A few poems further in, she recalls her stay long ago in a quaint village in “Old England,” the details of which place remain engrained in her mind. But even more engrained is the sense of herself, back then, sitting at the center of timeless motions, the abiding rhythms of life:
That night I lay in bed in a brown room
This slurring of past and present, the intrusion of past into present, is baldly obvious in a poem like “An Afternoon Nap,” which starts as a harmless rendition of the writer sliding into sleep while staying in a seaside location. Unexpectedly she hears a voice calling out “Mama,” directly to her, “through the green summer, / “across the long years.” Instantaneously of course she is thrown upon her life’s history as a mother, its struggles and its delights, with the poem finally resolving into an immovable satisfaction, a sense that, however fraught her experience as a mother might have been, she can move on now, content that she did her best. The last lines ring with unavoidable double meanings:
In contentment I lay, not wanting to rouse,
In other sections of the book, Whitehouse reveals that her past does not always, or even usually, bring to mind sensations of sweetness and nostalgia.
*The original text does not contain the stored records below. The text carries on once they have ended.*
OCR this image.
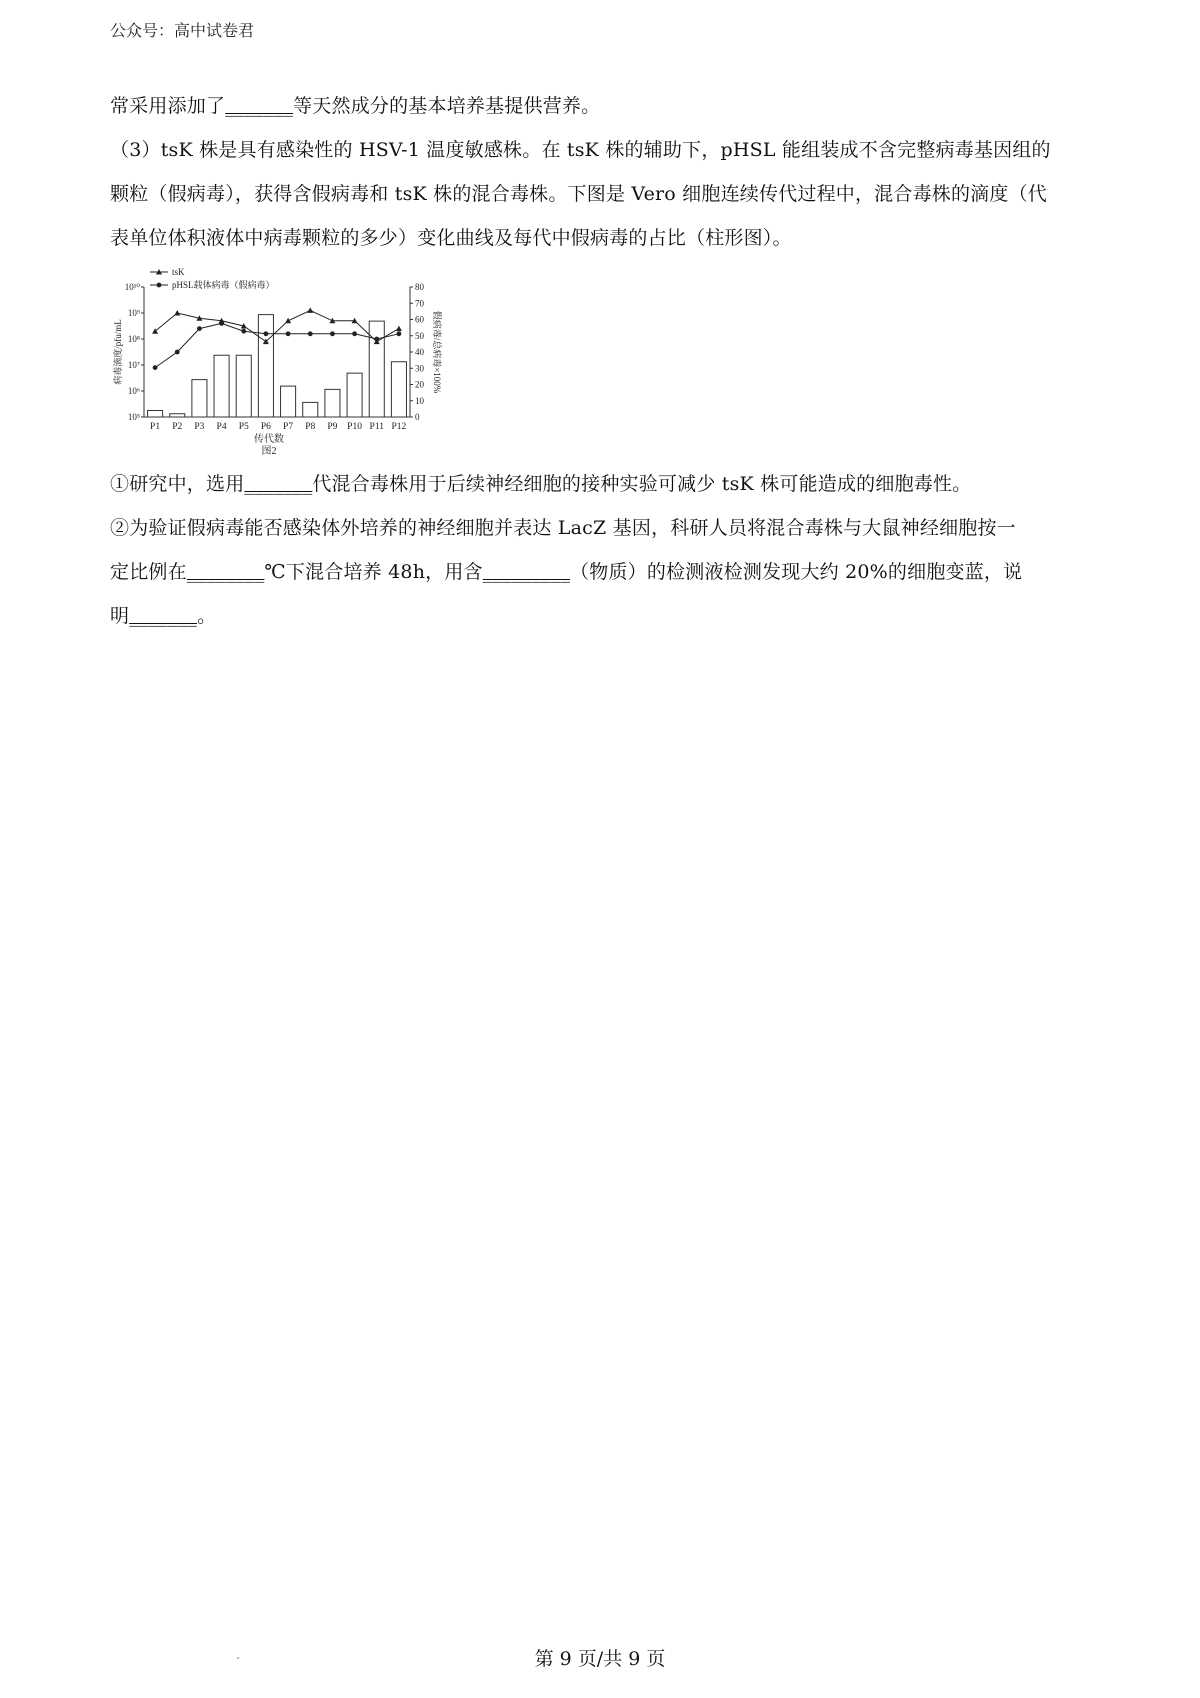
公众号：高中试卷君
常采用添加了_______等天然成分的基本培养基提供营养。
（3）tsK 株是具有感染性的 HSV-1 温度敏感株。在 tsK 株的辅助下，pHSL 能组装成不含完整病毒基因组的
颗粒（假病毒），获得含假病毒和 tsK 株的混合毒株。下图是 Vero 细胞连续传代过程中，混合毒株的滴度（代
表单位体积液体中病毒颗粒的多少）变化曲线及每代中假病毒的占比（柱形图）。
10⁵
10⁶
10⁷
10⁸
10⁹
10¹⁰
0
10
20
30
40
50
60
70
80
P1 P2 P3 P4 P5 P6 P7 P8 P9 P10 P11 P12
tsK
pHSL载体病毒（假病毒）
病毒滴度/pfu/mL	假病毒/总病毒×100%
传代数
图2
①研究中，选用_______代混合毒株用于后续神经细胞的接种实验可减少 tsK 株可能造成的细胞毒性。
②为验证假病毒能否感染体外培养的神经细胞并表达 LacZ 基因，科研人员将混合毒株与大鼠神经细胞按一
定比例在________℃下混合培养 48h，用含_________（物质）的检测液检测发现大约 20%的细胞变蓝，说
明_______。
第 9 页/共 9 页
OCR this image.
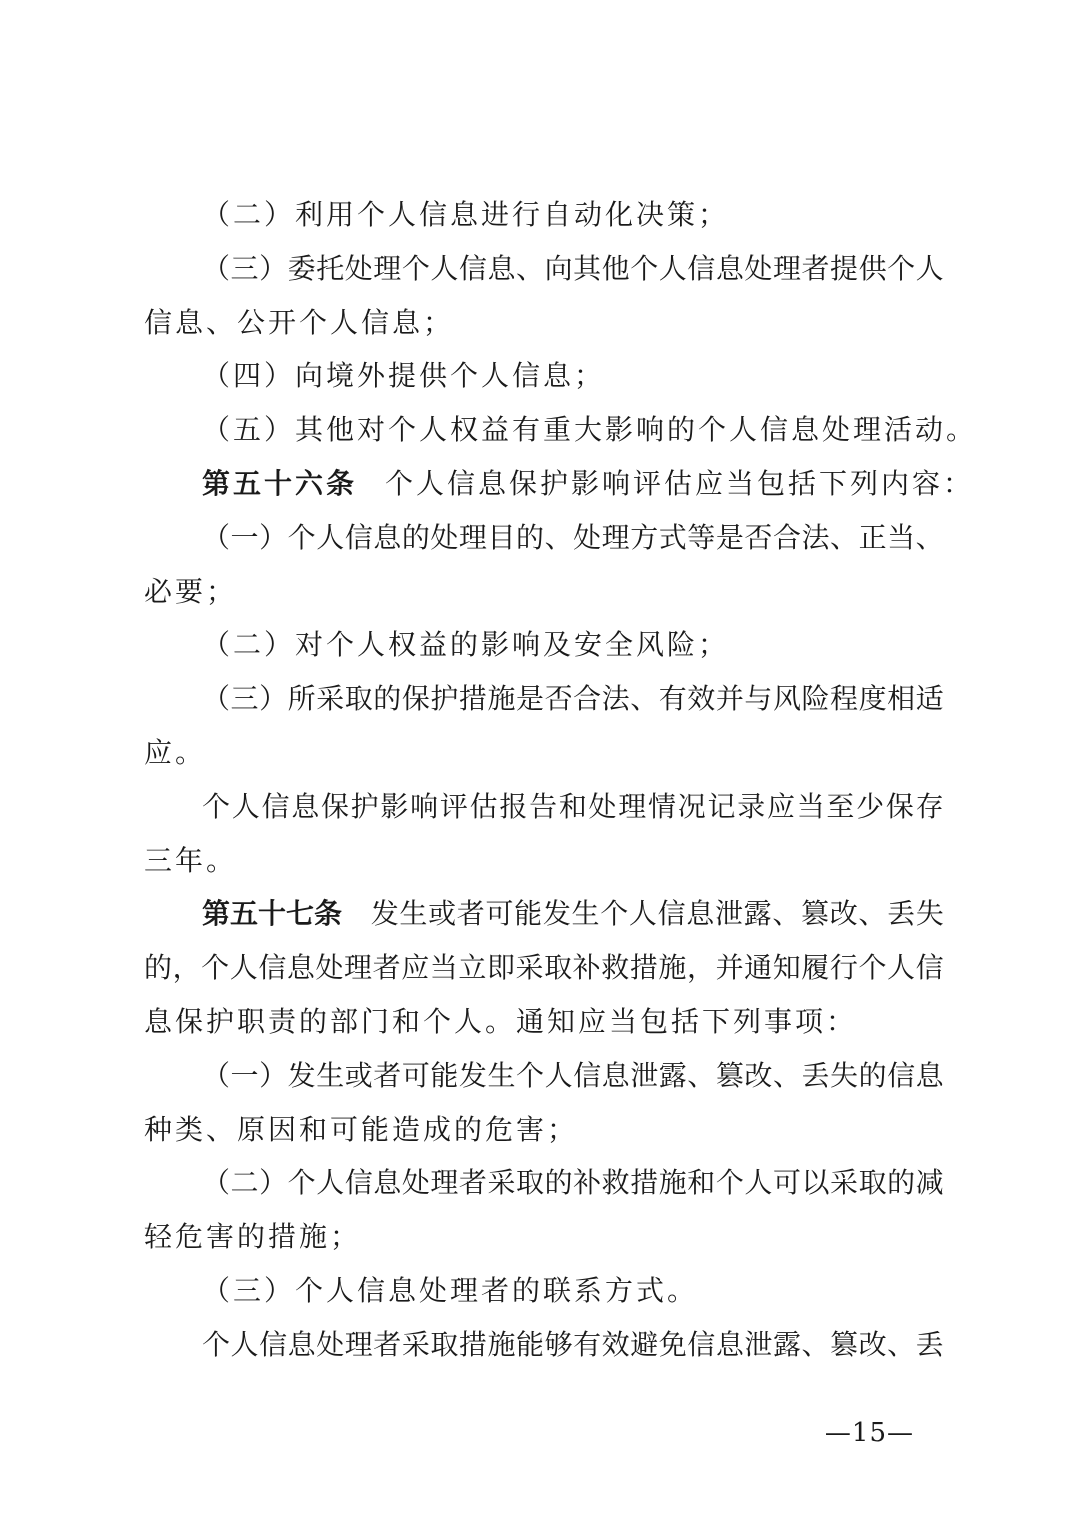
（二）利用个人信息进行自动化决策；
（ 三 ） 委 托 处 理 个 人 信 息 、 向 其 他 个 人 信 息 处 理 者 提 供 个 人
信息、公开个人信息；
（四）向境外提供个人信息；
（五）其他对个人权益有重大影响的个人信息处理活动。
第五十六条 个人信息保护影响评估应当包括下列内容：
（ 一 ） 个 人 信 息 的 处 理 目 的 、 处 理 方 式 等 是 否 合 法 、 正 当 、
必要；
（二）对个人权益的影响及安全风险；
（ 三 ） 所 采 取 的 保 护 措 施 是 否 合 法 、 有 效 并 与 风 险 程 度 相 适
应。
个 人 信 息 保 护 影 响 评 估 报 告 和 处 理 情 况 记 录 应 当 至 少 保 存
三年。
第五十七条 发 生 或 者 可 能 发 生 个 人 信 息 泄 露 、 篡 改 、 丢 失
的 ， 个 人 信 息 处 理 者 应 当 立 即 采 取 补 救 措 施 ， 并 通 知 履 行 个 人 信
息保护职责的部门和个人。通知应当包括下列事项：
（ 一 ） 发 生 或 者 可 能 发 生 个 人 信 息 泄 露 、 篡 改 、 丢 失 的 信 息
种类、原因和可能造成的危害；
（ 二 ） 个 人 信 息 处 理 者 采 取 的 补 救 措 施 和 个 人 可 以 采 取 的 减
轻危害的措施；
（三）个人信息处理者的联系方式。
个 人 信 息 处 理 者 采 取 措 施 能 够 有 效 避 免 信 息 泄 露 、 篡 改 、 丢
—15—
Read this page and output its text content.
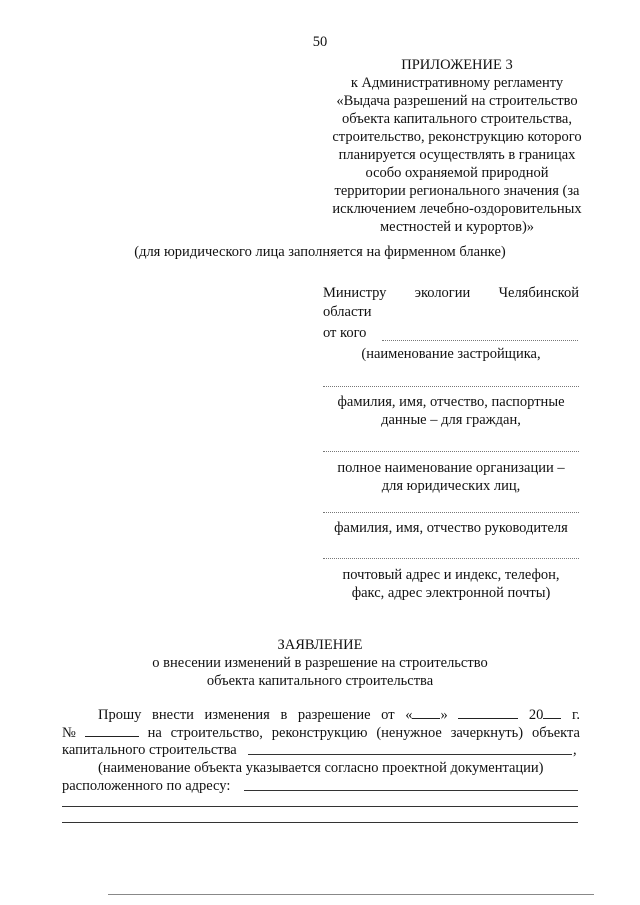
50
ПРИЛОЖЕНИЕ 3
к Административному регламенту
«Выдача разрешений на строительство
объекта капитального строительства,
строительство, реконструкцию которого
планируется осуществлять в границах
особо охраняемой природной
территории регионального значения (за
исключением лечебно-оздоровительных
местностей и курортов)»
(для юридического лица заполняется на фирменном бланке)
Министру экологии Челябинской
области
от кого
(наименование застройщика,
фамилия, имя, отчество, паспортные
данные – для граждан,
полное наименование организации –
для юридических лиц,
фамилия, имя, отчество руководителя
почтовый адрес и индекс, телефон,
факс, адрес электронной почты)
ЗАЯВЛЕНИЕ
о внесении изменений в разрешение на строительство
объекта капитального строительства
Прошу внести изменения в разрешение от « »	20	г.
№	на строительство, реконструкцию (ненужное зачеркнуть) объекта
капитального строительства	,
(наименование объекта указывается согласно проектной документации)
расположенного по адресу:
Indeed, she suggests a variety of extended traumas: the failure of her marriage; the frightfully charged atmosphere of her childhood home, one ruled by an embittered, isolated father; a sister haunted by a string of stinging resentments she tries to drown out with words. At the end of the poem “A Backward Glance,” in which the poet has been reviewing several old photographs of herself and her family, she admits that she finds the photographs not reassuring but troubling and frankly misleading:
In these captured moments
And yet, the clear project of the book for Whitehouse is the working through of exactly all that “has happened,” the admitting to it all, both good and bad, and in the process to relieve herself and us of the burden of that past, neutralizing its sting, and even, in some cases, saving and redeeming what is valuable there, what was always there, despite the accompanying pain. All of which amounts, of course, to not just setting her past in order but herself, both for the life she still has ahead and the life that is already spent. The poem “Delete, Delete,” by embracing the seemingly mundane metaphor of eliminating unwanted emails, could represent Whitehouse’s entire effort throughout the collection.
Delete the urge to suffer
Indeed, the art of poetry for Whitehouse performs the same kind of work for her as a shaman does for the speaker of one of her persona poems, “Calligraphies.” Like the shaman does for that man, poetry for Whitehouse has “protected me / from the ghosts of dissatisfaction / that were haunting me, / freeing me to communicate / the invisible within the visible.” Readers will glad to know that Whitehouse’s collection ends with the most confident assertion possible that the struggles of her past have done her and the world and her poetry good. Similarly, it can only do a reader good to pick up this eloquent and profoundly nourishing book, to read it slowly, to appreciate its wisdom, and to linger over its eternally delicious lines.